Philip Hall, author of Royal Fortune: Tax, Money and the Monarchy, has pointed out that while the Duchy income goes to the Queen, Palace assessments of the Queen's wealth exclude the value of the Duchy's land and investments. Kenneth Clarke, a previous DoL Chancellor, confessed he was puzzled by the status of a "private estate" apparently regulated by the Government.

According to Hall, the anomaly arose because, for centuries, monarchs used the Duchy income for government rather than for personal spending. He believes that once the Crown became detached from government the income should have gone to the Treasury. Two 19th century attempts by Parliament to achieve this were blocked by the monarch.

Of course, Ken Clarke left matters exactly as he found them. We can be sure Mr Milburn will do the same.

By coincidence another New Labour moderniser is also in Pantomime Land. Or something close to it: Scarborough's Peasholm Park. The park lies within the defunct Manor of Northstead. And it was by applying to become "Steward and Bailiff'' of this non-existent Royal estate that Peter Mandelson quit Parliament.

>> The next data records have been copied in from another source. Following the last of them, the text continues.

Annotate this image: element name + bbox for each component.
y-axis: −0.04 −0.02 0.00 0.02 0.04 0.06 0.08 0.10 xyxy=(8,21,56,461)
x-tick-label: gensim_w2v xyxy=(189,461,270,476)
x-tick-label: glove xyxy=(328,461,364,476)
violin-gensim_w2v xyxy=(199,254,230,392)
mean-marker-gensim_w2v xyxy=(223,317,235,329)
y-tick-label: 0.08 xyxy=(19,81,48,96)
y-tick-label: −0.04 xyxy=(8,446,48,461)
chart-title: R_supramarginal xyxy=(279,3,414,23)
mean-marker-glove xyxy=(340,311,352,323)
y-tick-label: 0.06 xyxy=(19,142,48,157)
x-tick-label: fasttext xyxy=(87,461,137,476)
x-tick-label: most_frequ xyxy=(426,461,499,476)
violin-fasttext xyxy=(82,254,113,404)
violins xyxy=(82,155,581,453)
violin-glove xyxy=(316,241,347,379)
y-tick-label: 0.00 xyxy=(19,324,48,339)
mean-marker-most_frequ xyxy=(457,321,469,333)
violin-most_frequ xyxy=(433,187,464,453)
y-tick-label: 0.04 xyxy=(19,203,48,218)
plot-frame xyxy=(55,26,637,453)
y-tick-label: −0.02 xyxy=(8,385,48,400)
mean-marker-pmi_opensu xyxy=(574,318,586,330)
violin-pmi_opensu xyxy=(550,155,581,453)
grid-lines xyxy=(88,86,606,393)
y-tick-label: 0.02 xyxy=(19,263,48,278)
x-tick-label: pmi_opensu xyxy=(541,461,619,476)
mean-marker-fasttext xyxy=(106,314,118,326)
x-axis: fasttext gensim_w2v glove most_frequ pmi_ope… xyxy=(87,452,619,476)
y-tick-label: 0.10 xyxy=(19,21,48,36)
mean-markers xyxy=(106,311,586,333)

Ludicrously barred from resigning by an Act of 1623, MPs must instead apply for an "office of profit'' under the Crown, for which purpose the redundant Northstead Manor has been retained along with the Chiltern Hundreds. But hey, doesn't the absence of profits render the applications null and void? Perish the thought that Mr Mandelson could be denied his true "office of profit'' in Brussels.